Nous avons échangé par mail avec Nathalie Álvarez Mesen sur la place des réalisatrices dans cette industrie post-#MeToo, de "female gaze" et d'histoires à réinventer.

Terrafemina : Comment avez-vous vécu ces deux années bousculées par le Covid ?

Nathalie Álvarez Mesen : J'ai réalisé à quel point j'avais besoin des êtres chers. J'ai aussi chéri le temps passé seule. Ma rage et ma tristesse face à la crise climatique ont augmenté. Le sentiment de communauté s'est développé dans plusieurs cercles, même à distance. Le rythme de la vie s'est ralenti et j'ai noué des liens profonds avec de nouveaux et d'anciens amis grâce à cela.

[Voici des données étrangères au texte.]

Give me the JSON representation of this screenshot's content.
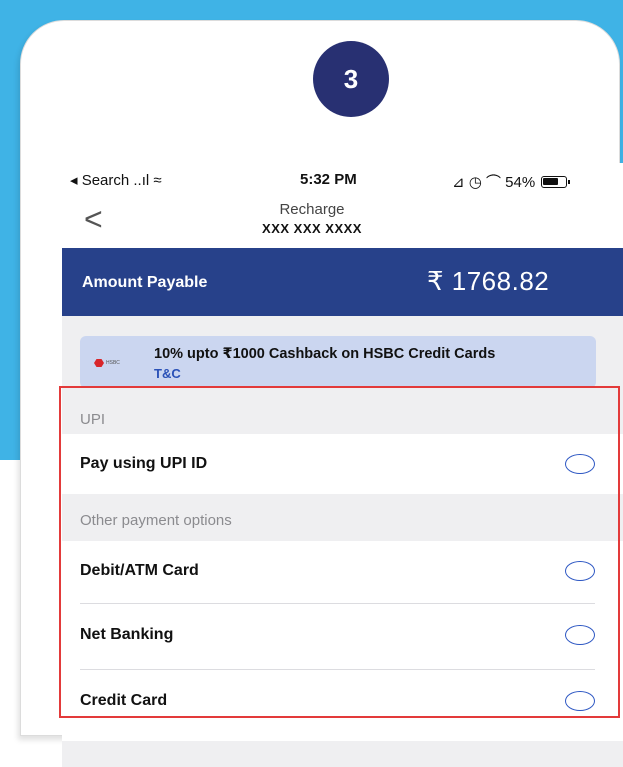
{
  "step_number": "3",
  "status_bar": {
    "left": "◂ Search ..ıl ≈",
    "time": "5:32 PM",
    "right": "⊿ ◷ ⌒ 54%",
    "icons": [
      "signal-icon",
      "wifi-icon",
      "location-icon",
      "alarm-icon",
      "headphones-icon",
      "battery-icon"
    ]
  },
  "nav": {
    "back_glyph": "<",
    "title": "Recharge",
    "subtitle": "XXX XXX XXXX"
  },
  "amount": {
    "label": "Amount Payable",
    "value": "₹ 1768.82"
  },
  "offer": {
    "logo_text": "HSBC",
    "text": "10% upto ₹1000 Cashback on HSBC Credit Cards",
    "link": "T&C"
  },
  "sections": {
    "upi_header": "UPI",
    "upi_option": "Pay using UPI ID",
    "other_header": "Other payment options",
    "options": [
      "Debit/ATM Card",
      "Net Banking",
      "Credit Card"
    ]
  },
  "colors": {
    "background_blue": "#3fb3e6",
    "badge": "#283072",
    "amount_bar": "#27418a",
    "highlight": "#e33a3a",
    "radio": "#2d57c3"
  }
}
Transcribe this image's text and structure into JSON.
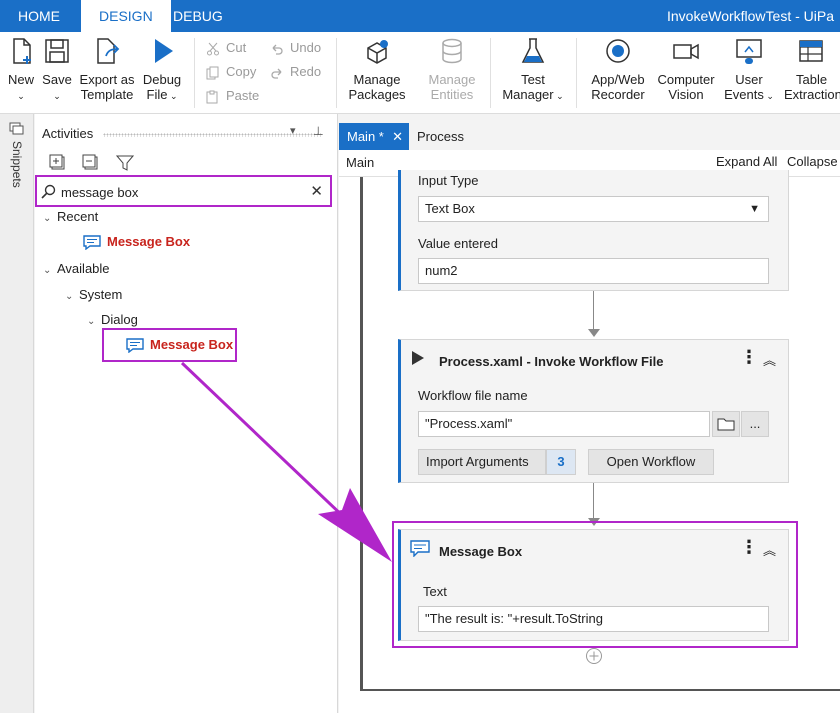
{
  "top_tabs": [
    "HOME",
    "DESIGN",
    "DEBUG"
  ],
  "window_title": "InvokeWorkflowTest - UiPa",
  "ribbon": {
    "new": "New",
    "save": "Save",
    "export_line1": "Export as",
    "export_line2": "Template",
    "debug_line1": "Debug",
    "debug_line2": "File",
    "cut": "Cut",
    "copy": "Copy",
    "paste": "Paste",
    "undo": "Undo",
    "redo": "Redo",
    "manage_packages_1": "Manage",
    "manage_packages_2": "Packages",
    "manage_entities_1": "Manage",
    "manage_entities_2": "Entities",
    "test_manager_1": "Test",
    "test_manager_2": "Manager",
    "recorder_1": "App/Web",
    "recorder_2": "Recorder",
    "cv_1": "Computer",
    "cv_2": "Vision",
    "user_events_1": "User",
    "user_events_2": "Events",
    "table_1": "Table",
    "table_2": "Extraction"
  },
  "sidebar_strip_label": "Snippets",
  "activities": {
    "title": "Activities",
    "search_value": "message box",
    "tree": {
      "recent": "Recent",
      "recent_item": "Message Box",
      "available": "Available",
      "system": "System",
      "dialog": "Dialog",
      "dialog_item": "Message Box"
    }
  },
  "doc_tabs": {
    "main": "Main *",
    "process": "Process"
  },
  "breadcrumb": {
    "path": "Main",
    "expand_all": "Expand All",
    "collapse_all": "Collapse A"
  },
  "input_card": {
    "input_type_label": "Input Type",
    "input_type_value": "Text Box",
    "value_label": "Value entered",
    "value": "num2"
  },
  "invoke_card": {
    "title": "Process.xaml - Invoke Workflow File",
    "file_label": "Workflow file name",
    "file_value": "\"Process.xaml\"",
    "browse": "...",
    "import_args": "Import Arguments",
    "import_count": "3",
    "open_workflow": "Open Workflow"
  },
  "msgbox_card": {
    "title": "Message Box",
    "text_label": "Text",
    "text_value": "\"The result is: \"+result.ToString"
  },
  "colors": {
    "accent": "#1a6fc7",
    "highlight": "#b026c9",
    "activity_red": "#c8241d"
  }
}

Si vous deviez les qualifier en un mot ?

N.A.M : Introspection.

Votre film aborde le réveil social et sexuel d'une femme de 40 ans. Pourquoi avoir choisi ce sujet ?

N.A.M : L'âge de Clara n'a finalement pas vraiment d'importance. C'est une femme qui a été élevée d'une manière qui l'oblige à admirer la "pureté" inaccessible de la vierge Marie. Et cette tradition la pousse à avoir honte de son désir sexuel naturel et à considérer le plaisir comme un péché.

Le film se déroule dans une maison matriarcale qui reproduit encore les normes patriarcales. Moi aussi, j'ai grandi entourée de femmes qui ont fait de leur mieux pour éduquer la prochaine génération, mais qui ont inévitablement continué à reproduire leur héritage patriarcal... C'est un héritage qui est enraciné en nous. On nous inculque à avoir honte de nos règles, de nos poils, de la masturbation, de dire "non".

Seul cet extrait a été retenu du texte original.